The Week in Quotes

The Week in Quotes

Who said what in and around the badminton world over the past week?


“It’s always nice, he has this freestyle of playing, jumping everywhere and having crazy shots. It’s a lot of fun.”

Christo Popov enjoys battles with Loh Kean Yew.

“It’s like fantasy beating these higher-ranked players. When I saw the draw, I didn’t think I’d win two matches.”

Chia Hao Lee after defeating Viktor Axelsen and Lee Zii Jia on successive days.

“I’d like to think of myself as an annoying player. And I proved that with some good control and not just headless running around. I was quite methodical about my annoyance.”

Kirsty Gilmour after almost beating Akane Yamaguchi in the second round.

“The biggest motivation, we must create ourselves. Although there are many challenges to get through, just try. There will come a day where you get the rewards.”

Goh Jin Wei following her quarterfinal win over Han Yue, her first over a top 10 player in four and a half years.

“If we keep thinking about the past, it will affect our current performances.”

Lee Yang wants to move on from the Tokyo 2020 Olympic gold.

“That’s crazy. That’s brand-new information.”

Anders Skaarup Rasmussen after learning Denmark had not won men’s doubles for 38 years.

“We surprised ourselves by winning our first tournament together.

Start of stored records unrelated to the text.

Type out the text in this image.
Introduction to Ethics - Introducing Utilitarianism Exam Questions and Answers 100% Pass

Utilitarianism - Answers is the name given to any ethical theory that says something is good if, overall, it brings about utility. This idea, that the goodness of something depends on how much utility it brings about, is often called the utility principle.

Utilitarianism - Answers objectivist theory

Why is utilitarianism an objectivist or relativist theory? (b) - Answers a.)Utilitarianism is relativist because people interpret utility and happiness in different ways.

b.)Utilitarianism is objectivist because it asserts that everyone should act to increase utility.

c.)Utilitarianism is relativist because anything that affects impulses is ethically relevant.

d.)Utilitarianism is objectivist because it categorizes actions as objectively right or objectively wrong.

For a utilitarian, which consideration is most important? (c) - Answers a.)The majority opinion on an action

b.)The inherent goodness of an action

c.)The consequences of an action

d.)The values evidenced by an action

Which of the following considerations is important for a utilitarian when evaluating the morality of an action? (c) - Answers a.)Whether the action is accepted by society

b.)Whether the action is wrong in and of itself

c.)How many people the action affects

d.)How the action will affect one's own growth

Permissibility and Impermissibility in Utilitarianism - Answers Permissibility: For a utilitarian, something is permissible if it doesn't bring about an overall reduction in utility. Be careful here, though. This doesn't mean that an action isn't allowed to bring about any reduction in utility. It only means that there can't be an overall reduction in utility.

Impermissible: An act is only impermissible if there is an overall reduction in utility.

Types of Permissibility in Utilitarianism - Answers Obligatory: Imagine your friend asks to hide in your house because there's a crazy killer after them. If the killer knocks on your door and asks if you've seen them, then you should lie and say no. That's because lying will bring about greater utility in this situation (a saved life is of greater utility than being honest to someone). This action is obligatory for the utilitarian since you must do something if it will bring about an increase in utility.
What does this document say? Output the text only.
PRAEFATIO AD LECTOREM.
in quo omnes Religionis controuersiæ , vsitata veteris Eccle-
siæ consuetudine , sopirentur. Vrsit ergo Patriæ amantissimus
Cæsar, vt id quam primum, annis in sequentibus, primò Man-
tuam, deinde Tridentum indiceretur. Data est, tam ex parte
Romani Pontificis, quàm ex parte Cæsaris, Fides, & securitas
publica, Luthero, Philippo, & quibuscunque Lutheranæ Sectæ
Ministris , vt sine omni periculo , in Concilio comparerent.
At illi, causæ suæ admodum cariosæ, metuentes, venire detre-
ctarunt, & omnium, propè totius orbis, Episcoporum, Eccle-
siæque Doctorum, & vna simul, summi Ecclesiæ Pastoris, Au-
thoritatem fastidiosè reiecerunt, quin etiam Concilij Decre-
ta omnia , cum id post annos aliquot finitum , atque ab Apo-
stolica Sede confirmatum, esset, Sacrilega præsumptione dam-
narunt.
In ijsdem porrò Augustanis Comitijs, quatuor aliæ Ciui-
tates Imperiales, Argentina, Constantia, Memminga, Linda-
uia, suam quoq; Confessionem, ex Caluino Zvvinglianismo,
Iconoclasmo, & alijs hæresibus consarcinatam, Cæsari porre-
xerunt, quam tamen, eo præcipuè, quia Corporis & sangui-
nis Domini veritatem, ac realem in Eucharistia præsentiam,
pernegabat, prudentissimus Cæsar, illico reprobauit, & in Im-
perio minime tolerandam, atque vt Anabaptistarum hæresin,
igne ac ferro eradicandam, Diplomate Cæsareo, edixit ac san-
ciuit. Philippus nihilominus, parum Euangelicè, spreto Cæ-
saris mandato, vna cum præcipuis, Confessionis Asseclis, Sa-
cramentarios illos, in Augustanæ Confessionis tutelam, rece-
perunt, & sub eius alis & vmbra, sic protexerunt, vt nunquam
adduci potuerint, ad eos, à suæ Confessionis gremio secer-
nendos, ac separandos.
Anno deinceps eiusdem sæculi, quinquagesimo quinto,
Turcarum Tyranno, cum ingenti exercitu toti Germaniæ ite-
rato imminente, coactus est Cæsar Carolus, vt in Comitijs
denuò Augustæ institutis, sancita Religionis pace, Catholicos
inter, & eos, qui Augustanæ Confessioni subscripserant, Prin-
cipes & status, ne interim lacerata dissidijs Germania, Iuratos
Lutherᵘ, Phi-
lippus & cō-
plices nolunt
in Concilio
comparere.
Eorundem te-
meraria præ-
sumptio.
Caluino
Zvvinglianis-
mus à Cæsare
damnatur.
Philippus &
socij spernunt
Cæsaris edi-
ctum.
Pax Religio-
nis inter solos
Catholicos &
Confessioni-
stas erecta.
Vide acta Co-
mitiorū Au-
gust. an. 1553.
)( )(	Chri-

Maybe it’s the beginners’ luck but we also prepared well for this tournament.”

Wei Ya Xin, mixed doubles champion with Guo Xin Wa.

“It was such a tough match. Kenta (Nishimoto) played well and never gave up but neither did I.”

Men’s singles winner Jonatan Christie.


“We’ve never done it and Anu makes that feat a possibility.”

Badminton Federation of Nigeria President Francis Orbia believes Anuoluwapo Juwon Opeyori can become the first player from the country to qualify for back-to-back Olympics.

“I was one of the youngest athletes and mostly stayed in the shadows. This time I’m going in with a strong track record of success. That’s the big difference.”

An Se Young on what has changed since her Asian Games debut in 2018.

“Everyone has to retire one day. I haven’t set any deadline. As a sportsperson, it’s my duty to try because I love the game.”

Saina Nehwal not done with playing just yet.

“My legs were very tired and it felt like I was going to cramp. Thankfully, I have my wife to help me with massages.”

Singapore’s 66-year-old Kon Fai Foo after becoming his nation’s first senior world champion.